Carretto destaca que além do crescimento em quantidade, há também um aumento na renovação da frota nacional. No caso da Embraer o carro-chefe das vendas é o Ipanema, um modelo fabricado desde 1972. O avião está na sexta geração, e ao todo foram vendidas mais de 1,3 mil unidades. Ao custo de R$ 950 mil, a última versão do Ipanema oferece a possibilidade de propulsão a etanol, que reduz ainda mais os custos, e permite pulverizar uma área de 100 hectares em aproximadamente uma hora.
Processo de certificação envolve três etapas e começa por um cadastro que pode ser realizado pela internet. Nenhuma empresa do Paraná foi certificada até o momento – o estado possui 26 companhias em atuação nesse segmento.
Online: O primeiro nível de certificação é obtido eletronicamente, por meio de cadastramento online.

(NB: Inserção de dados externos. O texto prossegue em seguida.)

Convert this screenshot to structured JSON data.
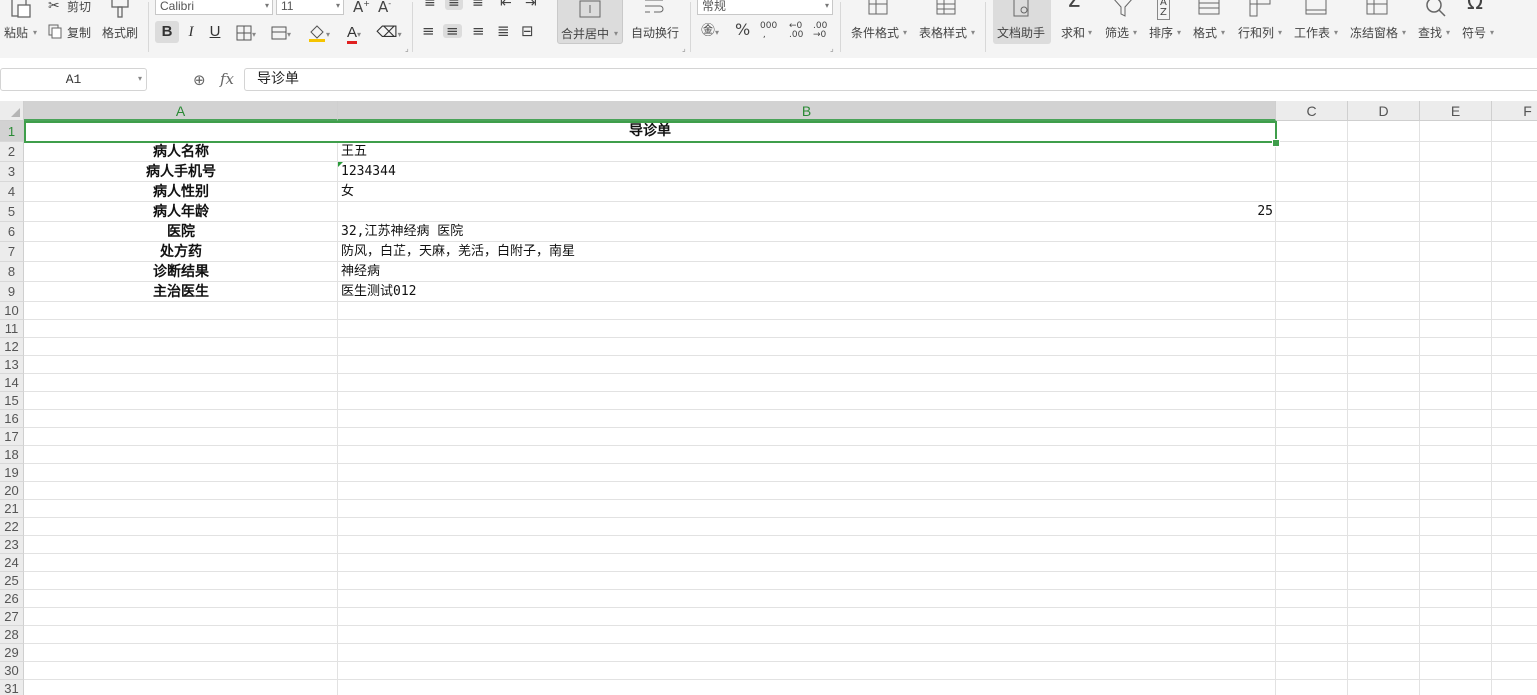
{
  "ribbon": {
    "paste": "粘贴",
    "cut": "剪切",
    "copy": "复制",
    "format_painter": "格式刷",
    "font_name": "Calibri",
    "font_size": "11",
    "merge_center": "合并居中",
    "wrap_text": "自动换行",
    "number_format": "常规",
    "conditional_format": "条件格式",
    "table_style": "表格样式",
    "doc_assistant": "文档助手",
    "sum": "求和",
    "filter": "筛选",
    "sort": "排序",
    "format": "格式",
    "rows_cols": "行和列",
    "worksheet": "工作表",
    "freeze": "冻结窗格",
    "find": "查找",
    "symbol": "符号"
  },
  "formula_bar": {
    "name_box": "A1",
    "fx": "fx",
    "content": "导诊单"
  },
  "columns": [
    "A",
    "B",
    "C",
    "D",
    "E",
    "F"
  ],
  "rows": [
    "1",
    "2",
    "3",
    "4",
    "5",
    "6",
    "7",
    "8",
    "9",
    "10",
    "11",
    "12",
    "13",
    "14",
    "15",
    "16",
    "17",
    "18",
    "19",
    "20",
    "21",
    "22",
    "23",
    "24",
    "25",
    "26",
    "27",
    "28",
    "29",
    "30",
    "31"
  ],
  "sheet": {
    "title": "导诊单",
    "labels": [
      "病人名称",
      "病人手机号",
      "病人性别",
      "病人年龄",
      "医院",
      "处方药",
      "诊断结果",
      "主治医生"
    ],
    "values": [
      "王五",
      "1234344",
      "女",
      "25",
      "32,江苏神经病 医院",
      "防风，白芷，天麻，羌活，白附子，南星",
      "神经病",
      "医生测试012"
    ]
  },
  "colors": {
    "accent": "#3f9e4b",
    "active_tool_bg": "#dcdcdc"
  }
}
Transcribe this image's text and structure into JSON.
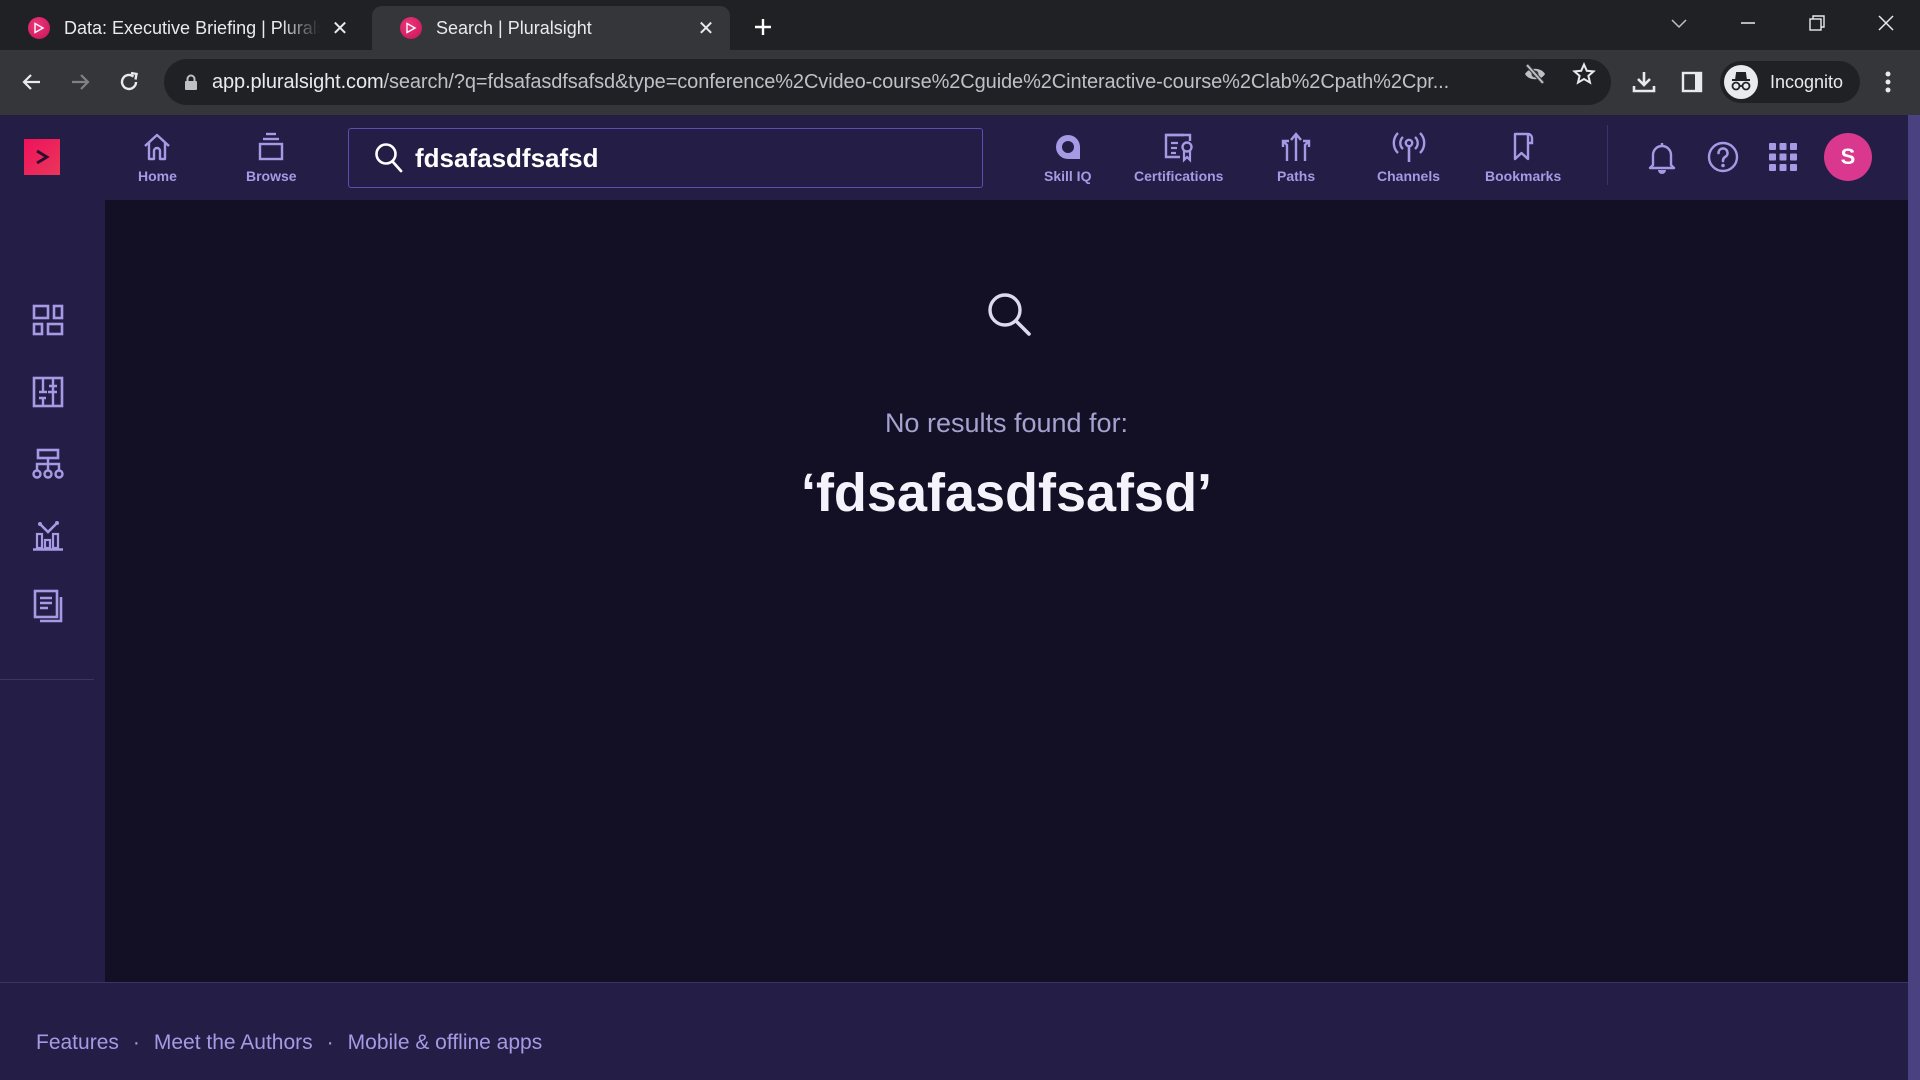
{
  "browser": {
    "tabs": [
      {
        "title": "Data: Executive Briefing | Pluralsight",
        "active": false
      },
      {
        "title": "Search | Pluralsight",
        "active": true
      }
    ],
    "url_host": "app.pluralsight.com",
    "url_path": "/search/?q=fdsafasdfsafsd&type=conference%2Cvideo-course%2Cguide%2Cinteractive-course%2Clab%2Cpath%2Cpr...",
    "profile_label": "Incognito"
  },
  "header": {
    "nav": [
      {
        "id": "home",
        "label": "Home"
      },
      {
        "id": "browse",
        "label": "Browse"
      },
      {
        "id": "skill-iq",
        "label": "Skill IQ"
      },
      {
        "id": "certifications",
        "label": "Certifications"
      },
      {
        "id": "paths",
        "label": "Paths"
      },
      {
        "id": "channels",
        "label": "Channels"
      },
      {
        "id": "bookmarks",
        "label": "Bookmarks"
      }
    ],
    "search_value": "fdsafasdfsafsd",
    "avatar_initial": "S"
  },
  "sidebar": {
    "items": [
      {
        "icon": "dashboard-icon"
      },
      {
        "icon": "layout-icon"
      },
      {
        "icon": "org-chart-icon"
      },
      {
        "icon": "analytics-icon"
      },
      {
        "icon": "reports-icon"
      }
    ]
  },
  "main": {
    "empty_message": "No results found for:",
    "query_display": "‘fdsafasdfsafsd’"
  },
  "footer": {
    "links": [
      "Features",
      "Meet the Authors",
      "Mobile & offline apps"
    ],
    "separator": "·"
  },
  "colors": {
    "brand": "#f0115c",
    "header_bg": "#241d46",
    "content_bg": "#130f25",
    "accent_text": "#a59ae3",
    "avatar": "#d9388e"
  }
}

Os documentos dos pilotos e técnicos responsáveis pela aplicação são digitalizados e enviados dentro de prazos estabelecidos. O cronograma e o envio podem ser encontrados no site: www.cas-online.org.br
Testes de campo ajudam a aferir tamanho das gotas lançadas nas lavouras e se não há deriva dos produtos químicos
Capacitação: a segunda etapa exige participação em cursos relacionados à área ambiental. A frequência e o desempenho em provas teóricas definirão a certificação.
Inspeção: o terceiro nível corresponde a uma inspeção na empresa aeroagrícola para verificar se os preceitos ensinados no curso estão sendo executados, além da checagem da infraestrutura da empresa responsável pela aplicação.
1,9 mil É o número de aviões agrícolas em atividade no Brasil atualmente, conforme dados da Associação Nacional da Aviação Civil (Anac). Segundo maior produtor nacional de grãos, Paraná conta com 4% da frota nacional.
O jornalista viajou a convite da Andef.